Secondo la tradizione, questa leggenda è datata intorno al 1453, quando si tramanda il fatto che i teologi bizantini continuassero imperterriti a discutere se gli angeli fossero di sesso maschile, femminile o neutro, quindi una questione assolutamente astratta e stravagante, mentre Maometto II con le sue truppe ottomane cingeva d’assedio per cinquantacinque giorni – dal 6 aprile al 29 maggio – Costantinopoli, con la scontata caduta della città in seguito alla morte dell’imperatore Costantino XI Paleologo e, con essa, si chiuse il tempo dell’Impero Romano d’Oriente.

Se questa modalità di intervenire sulla realtà fosse applicata a qualche problema concreto e serio di salute, credo che gli ospedali sarebbero svuotati e riempiti gli obitori.
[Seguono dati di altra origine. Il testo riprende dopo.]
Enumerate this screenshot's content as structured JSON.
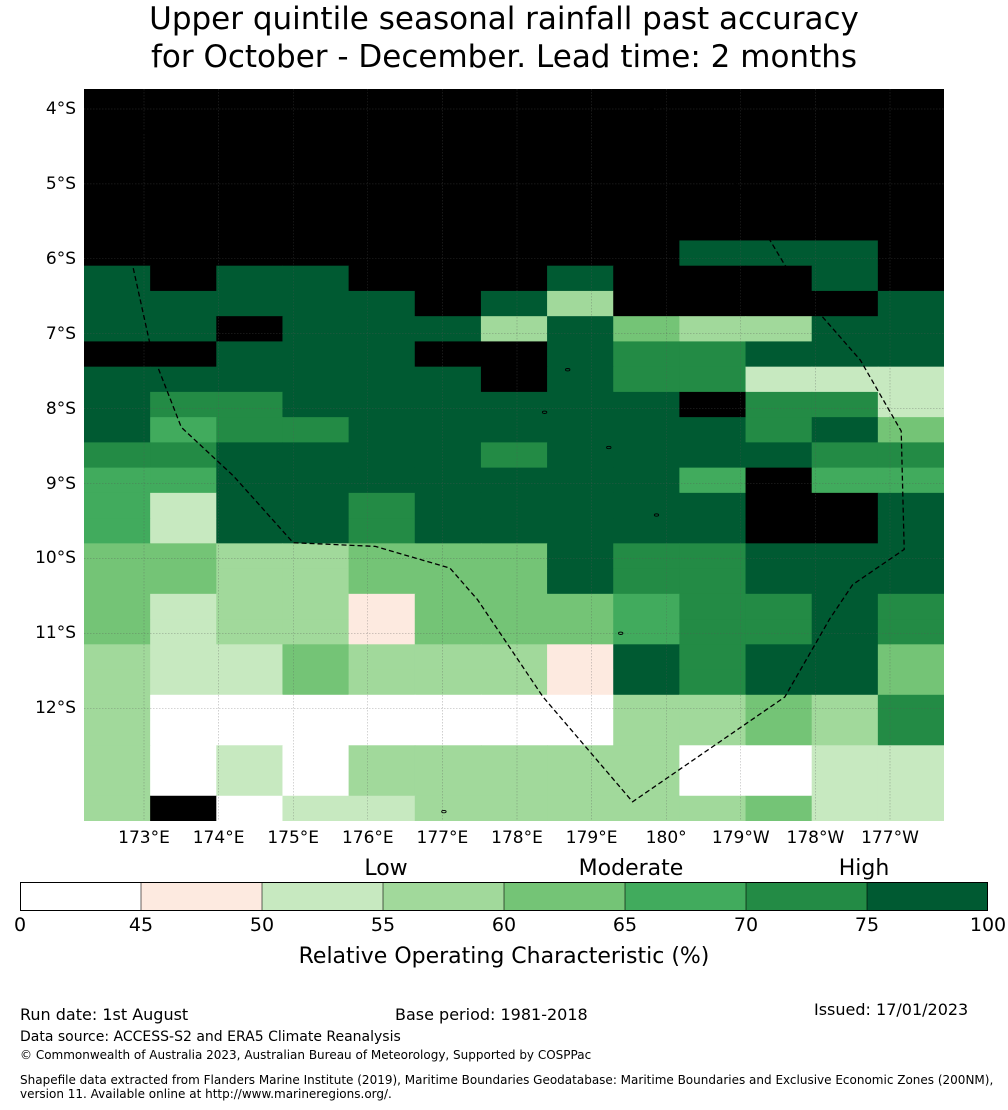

Nessuno nega, ovviamente, l’importanza della diagnosi che deve essere la più approfondita e circostanziata possibile, ma questa valutazione non può essere illimitata nel tempo, né la decisione di operare procrastinata alla fine delle più sottili e sofisticate interpretazioni dei segni dei sintomi, delle cause e delle ragioni.

Certo, si dirà, una cosa è la questione che riguarda l’aspetto di salute e di salvezza di una persona, altro è il contesto politico in democrazia che esige confronti, dibattiti e scambi di opinione. In fondo è vero, questa modalità di procedere è una caratteristica della democrazia, che per licenza interpretativa si può dire che faccia rima con borghesia, e che trasversalmente – per dirla con Donoso Cortés, filosofo, politologo, diplomatico e politico spagnolo, la cui presenza cade a pennello per l’argomento che si tratterà – è il potere di un’unica “clase de habladores, de desquisitores”.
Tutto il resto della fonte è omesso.